Landing-page sections

The marketing imagery lane is Design Book §13.1. The story arc is Brand Book §4; pick one corridor persona as the thread.

Press "/" anywhere

Quick Find

The search box in the top bar looks across the most-used rules in all three books. Type the way you would ask a teammate: "frozen card color", "closing a card wording", "can I use pure white". Each answer names its book and section, with the citation one click from your clipboard.

Try one of the common lookups:

If something is not findable, that is a gap in the index, and gaps are fixable: suggest the entry and it gets added.

The books are alive

Suggesting changes

When the brand evolves, the books evolve. When a rule needs sharpening, sharpen it. You made these decisions once; you are allowed to remake them.

1Write it

What you would change, why, and if you can, a worked example showing the before and the after.

2Send it

In Lark, or as a comment in the relevant Figma file. The change gets discussed in the open.

3It lands

The book updates once. The next Ask Penelope chat picks up the new version automatically.

Some rules pair across the two books. Color choices touch voice; voice choices touch component copy. If your change touches both the Design Book and the Brand Book, say so, and the pair gets updated together.

Short answers

Questions you might have

Why three files instead of one?
Different jobs. Easier to upload only the one you need for a given chat, and easier to update one without touching the others.
Do I have to read them all?
No. Treat them as reference books. Quick Find gets you to the right page; the books wait until you need them.
Why upload to Ask Penelope every time?
Each chat starts with no memory of previous chats. The books are how you give it memory.
Why the section numbers?
Like page numbers in a textbook. They let you, a teammate, or the AI cite the exact rule instead of paraphrasing it.
Can I break anything by getting it wrong?
No. The books are reference, the tools are forgiving, and the worst case is that an output needs a small fix.
Where do I find X?
Quick Find first. If it is not findable, file a change request and the index gets the entry.
A small doorway

For the technically curious

What is actually inside these files? Open if you want the longer answer.

What a .md file is

A plain-text file with light formatting marks. It opens in any text editor, reads cleanly as prose, and AI tools parse it natively. That double readability, human and machine, is the whole reason the books are written this way.

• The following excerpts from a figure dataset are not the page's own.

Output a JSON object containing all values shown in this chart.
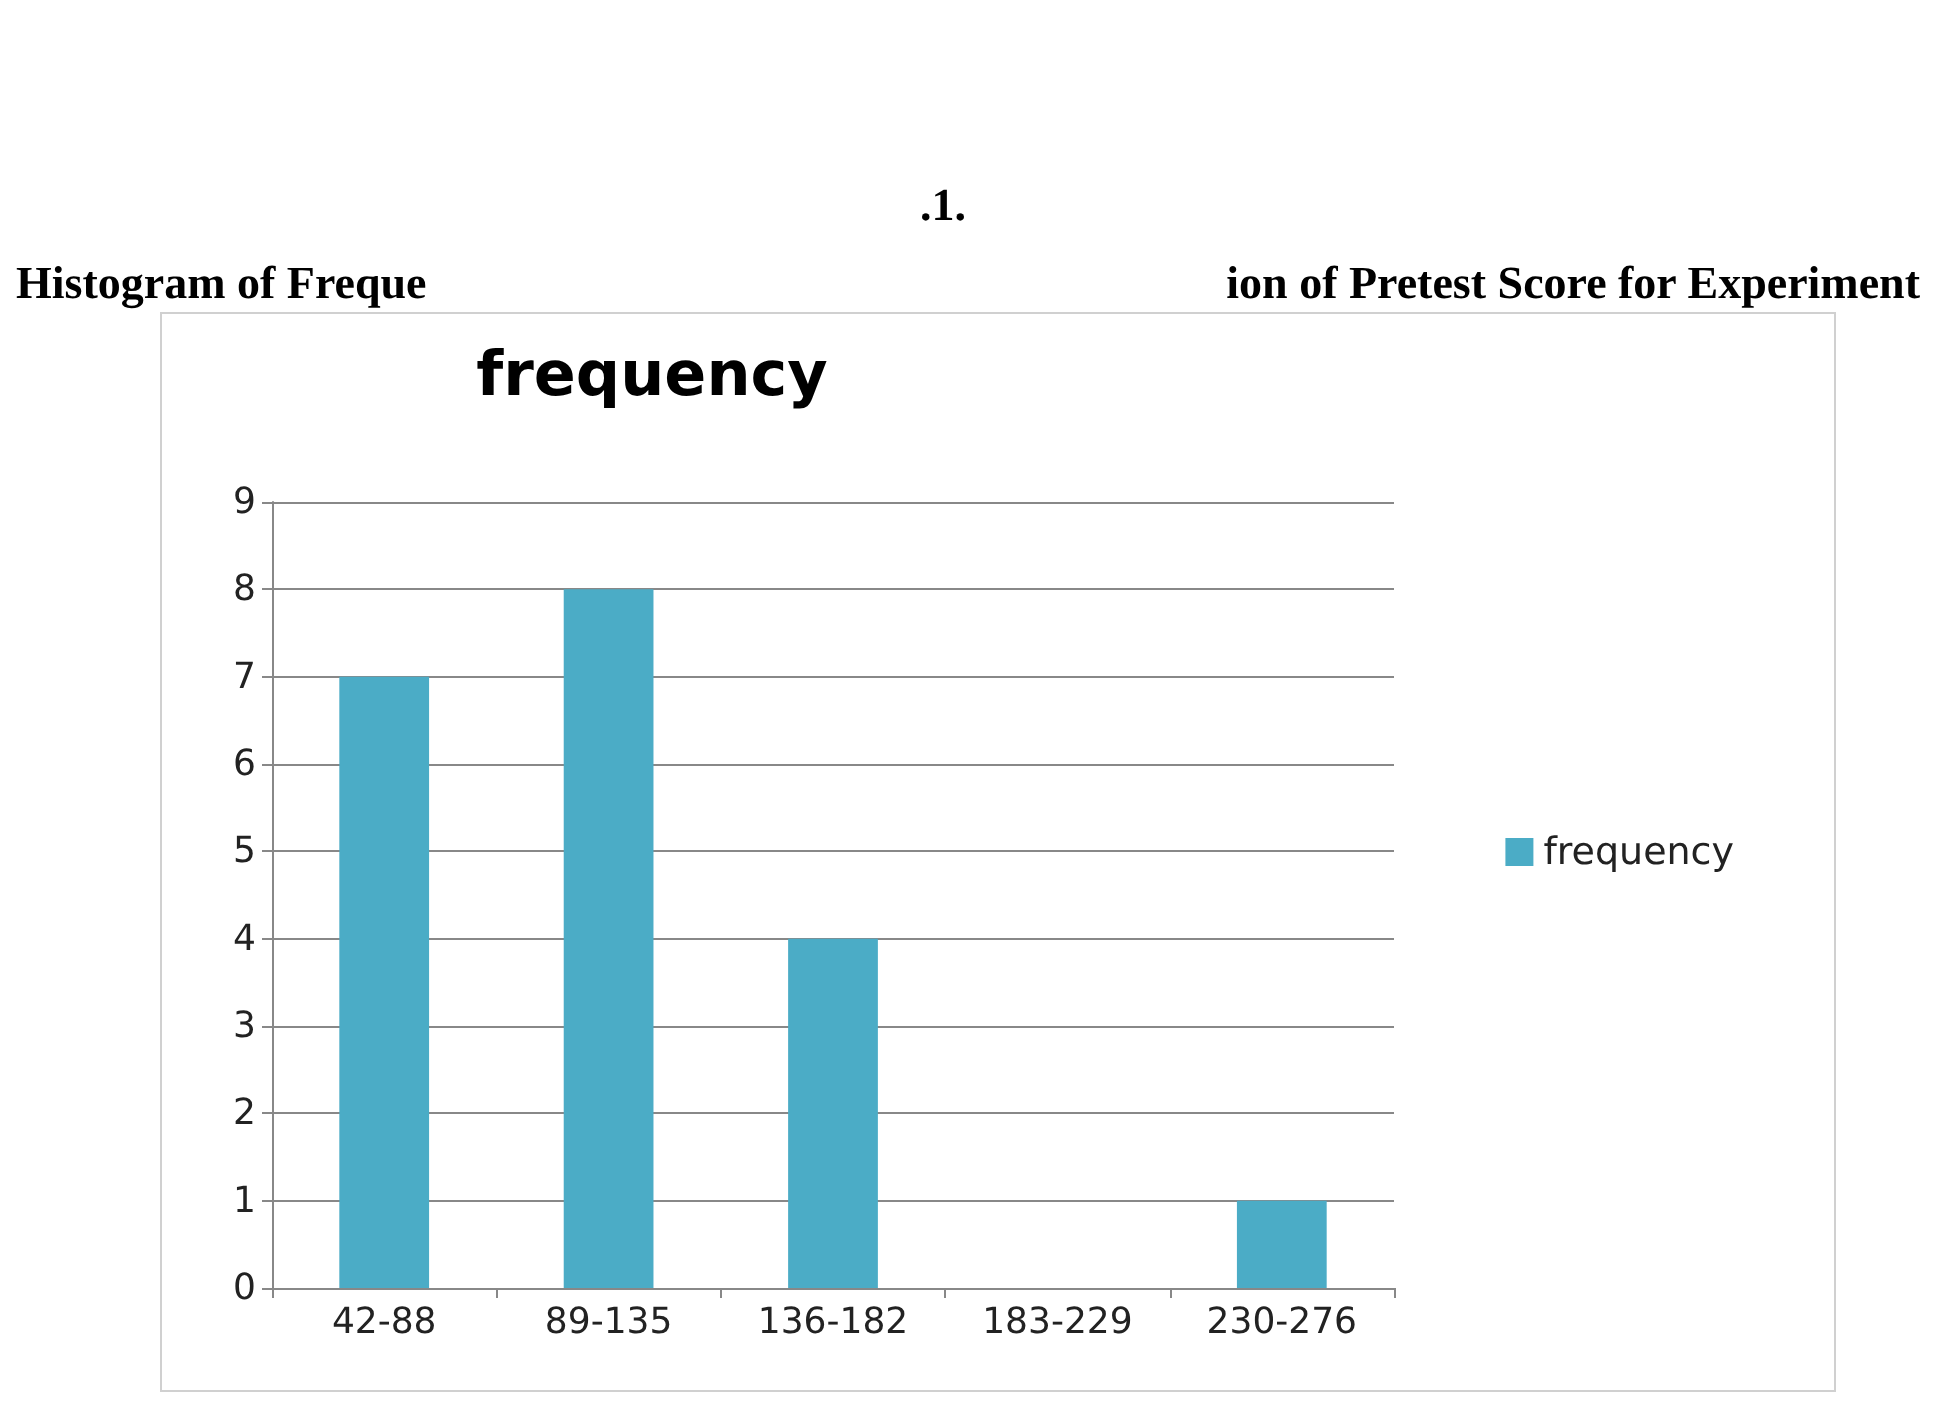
{
  "chart_data": {
    "type": "bar",
    "title": "frequency",
    "annotations": [
      ".1.",
      "Histogram of Freque",
      "ion of Pretest Score for Experiment"
    ],
    "categories": [
      "42-88",
      "89-135",
      "136-182",
      "183-229",
      "230-276"
    ],
    "series": [
      {
        "name": "frequency",
        "color": "#4bacc6",
        "values": [
          7,
          8,
          4,
          0,
          1
        ]
      }
    ],
    "ylim": [
      0,
      9
    ],
    "yticks": [
      0,
      1,
      2,
      3,
      4,
      5,
      6,
      7,
      8,
      9
    ],
    "grid": "y",
    "legend": "right"
  }
}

What "named colors and sizes" means

Every color, size, and spacing value in Key Pay has an agreed name, so everyone uses the same value: like Pantone numbers, but for code. The names and values live in design-tokens.json. If a value has no name, it does not ship; ask for it to be named, or use the nearest named value.

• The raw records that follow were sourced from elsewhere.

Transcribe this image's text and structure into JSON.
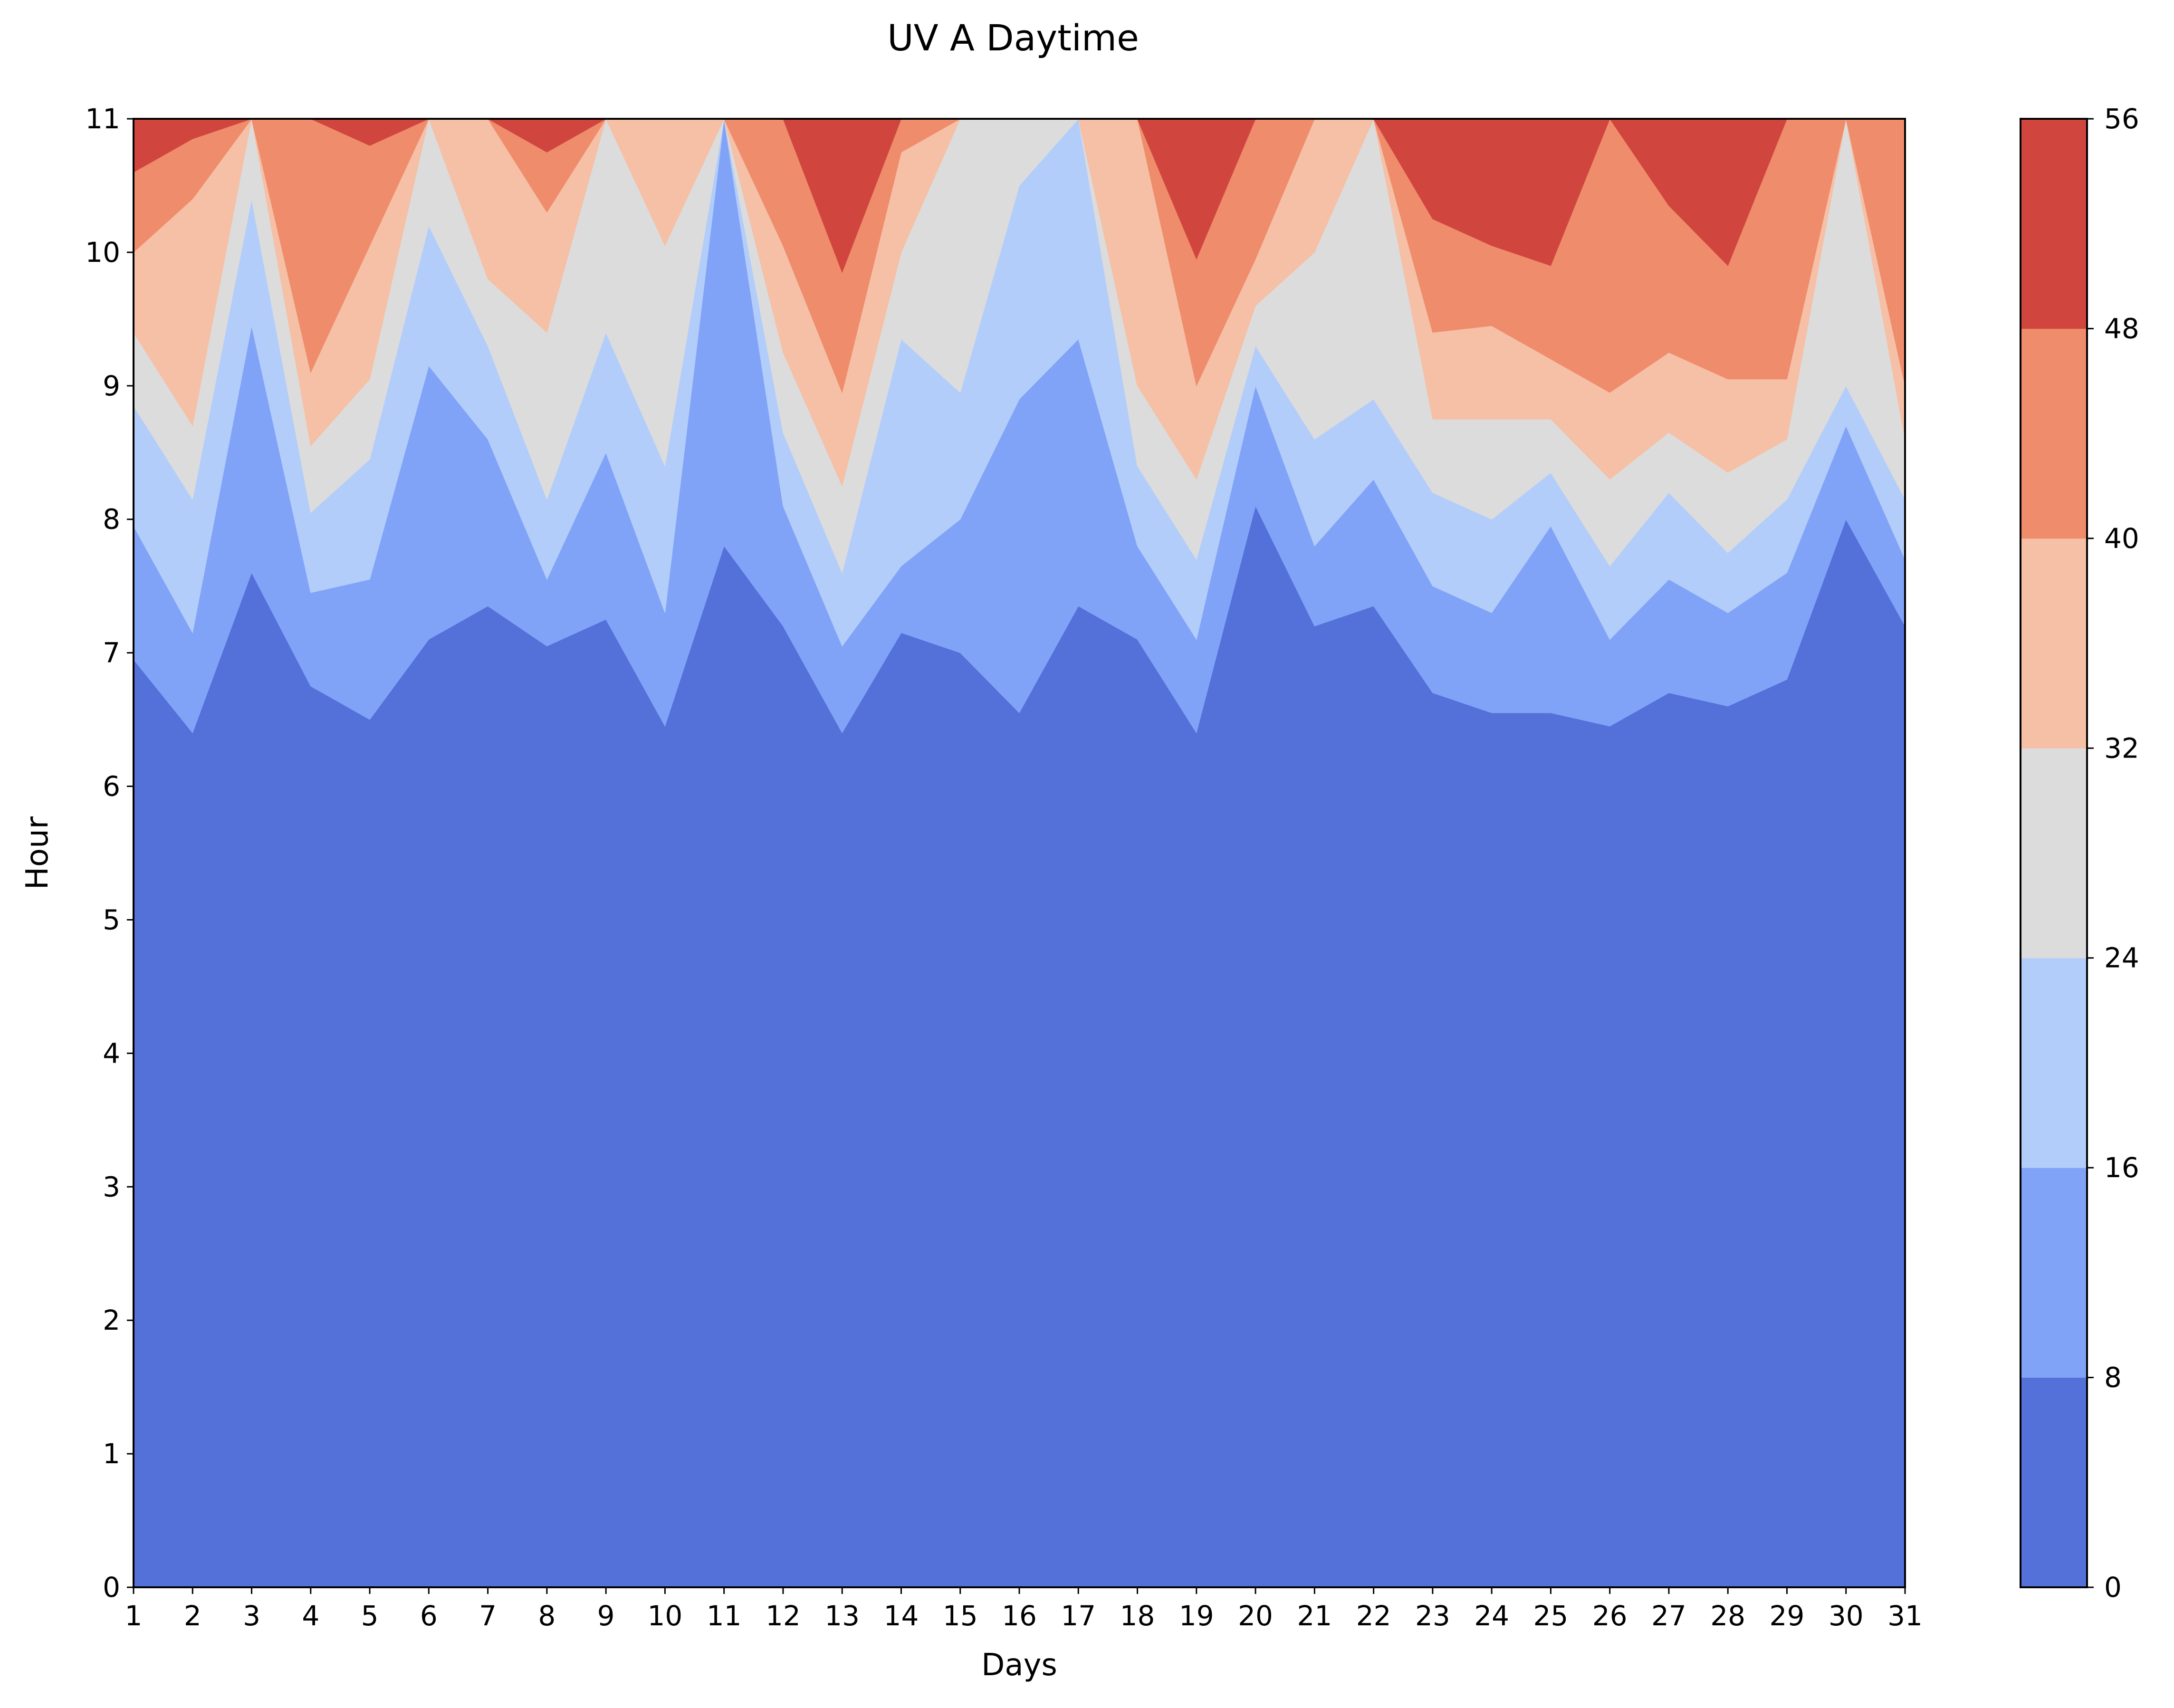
{
  "chart_data": {
    "type": "heatmap",
    "subtype": "filled-contour",
    "title": "UV A Daytime",
    "xlabel": "Days",
    "ylabel": "Hour",
    "xlim": [
      1,
      31
    ],
    "ylim": [
      0,
      11
    ],
    "x_ticks": [
      "1",
      "2",
      "3",
      "4",
      "5",
      "6",
      "7",
      "8",
      "9",
      "10",
      "11",
      "12",
      "13",
      "14",
      "15",
      "16",
      "17",
      "18",
      "19",
      "20",
      "21",
      "22",
      "23",
      "24",
      "25",
      "26",
      "27",
      "28",
      "29",
      "30",
      "31"
    ],
    "y_ticks": [
      "0",
      "1",
      "2",
      "3",
      "4",
      "5",
      "6",
      "7",
      "8",
      "9",
      "10",
      "11"
    ],
    "colorbar": {
      "levels": [
        0,
        8,
        16,
        24,
        32,
        40,
        48,
        56
      ],
      "tick_labels": [
        "0",
        "8",
        "16",
        "24",
        "32",
        "40",
        "48",
        "56"
      ],
      "colors": [
        "#5470d9",
        "#80a3f7",
        "#b3cdfa",
        "#dcdcdc",
        "#f5c0a6",
        "#ef8c6c",
        "#d0463e"
      ],
      "colormap": "coolwarm"
    },
    "contour_boundaries": {
      "days": [
        1,
        2,
        3,
        4,
        5,
        6,
        7,
        8,
        9,
        10,
        11,
        12,
        13,
        14,
        15,
        16,
        17,
        18,
        19,
        20,
        21,
        22,
        23,
        24,
        25,
        26,
        27,
        28,
        29,
        30,
        31
      ],
      "level_8": [
        6.95,
        6.4,
        7.6,
        6.75,
        6.5,
        7.1,
        7.35,
        7.05,
        7.25,
        6.45,
        7.8,
        7.2,
        6.4,
        7.15,
        7.0,
        6.55,
        7.35,
        7.1,
        6.4,
        8.1,
        7.2,
        7.35,
        6.7,
        6.55,
        6.55,
        6.45,
        6.7,
        6.6,
        6.8,
        8.0,
        7.2
      ],
      "level_16": [
        7.95,
        7.15,
        9.45,
        7.45,
        7.55,
        9.15,
        8.6,
        7.55,
        8.5,
        7.3,
        11.0,
        8.1,
        7.05,
        7.65,
        8.0,
        8.9,
        9.35,
        7.8,
        7.1,
        9.0,
        7.8,
        8.3,
        7.5,
        7.3,
        7.95,
        7.1,
        7.55,
        7.3,
        7.6,
        8.7,
        7.7
      ],
      "level_24": [
        8.85,
        8.15,
        10.4,
        8.05,
        8.45,
        10.2,
        9.3,
        8.15,
        9.4,
        8.4,
        11.0,
        8.65,
        7.6,
        9.35,
        8.95,
        10.5,
        11.0,
        8.4,
        7.7,
        9.3,
        8.6,
        8.9,
        8.2,
        8.0,
        8.35,
        7.65,
        8.2,
        7.75,
        8.15,
        9.0,
        8.15
      ],
      "level_32": [
        9.4,
        8.7,
        11.0,
        8.55,
        9.05,
        11.0,
        9.8,
        9.4,
        11.0,
        10.05,
        11.0,
        9.25,
        8.25,
        10.0,
        11.0,
        11.0,
        11.0,
        9.0,
        8.3,
        9.6,
        10.0,
        11.0,
        8.75,
        8.75,
        8.75,
        8.3,
        8.65,
        8.35,
        8.6,
        11.0,
        8.6
      ],
      "level_40": [
        10.0,
        10.4,
        11.0,
        9.1,
        10.05,
        11.0,
        11.0,
        10.3,
        11.0,
        11.0,
        11.0,
        10.05,
        8.95,
        10.75,
        11.0,
        11.0,
        11.0,
        11.0,
        9.0,
        9.95,
        11.0,
        11.0,
        9.4,
        9.45,
        9.2,
        8.95,
        9.25,
        9.05,
        9.05,
        11.0,
        9.0
      ],
      "level_48": [
        10.6,
        10.85,
        11.0,
        11.0,
        10.8,
        11.0,
        11.0,
        10.75,
        11.0,
        11.0,
        11.0,
        11.0,
        9.85,
        11.0,
        11.0,
        11.0,
        11.0,
        11.0,
        9.95,
        11.0,
        11.0,
        11.0,
        10.25,
        10.05,
        9.9,
        11.0,
        10.35,
        9.9,
        11.0,
        11.0,
        11.0
      ]
    }
  }
}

What the checker script does

validate.py is spell-check for the design system. It scans the books for typos, missing sections, and rule contradictions. The developer runs it; it occasionally matters to you when a change request is being reviewed.

What the AI Brief contains

The same instructions a senior designer would give a new collaborator on day one: read these two books, here are the rules that matter most, here is what to check before showing work.

The canonical files

DESIGN.md · BRAND.md · SKILL.md · design-tokens.json · preview.html · validate.py. The audit trail behind every decision (the receipts) lives in source-material-findings-register.md.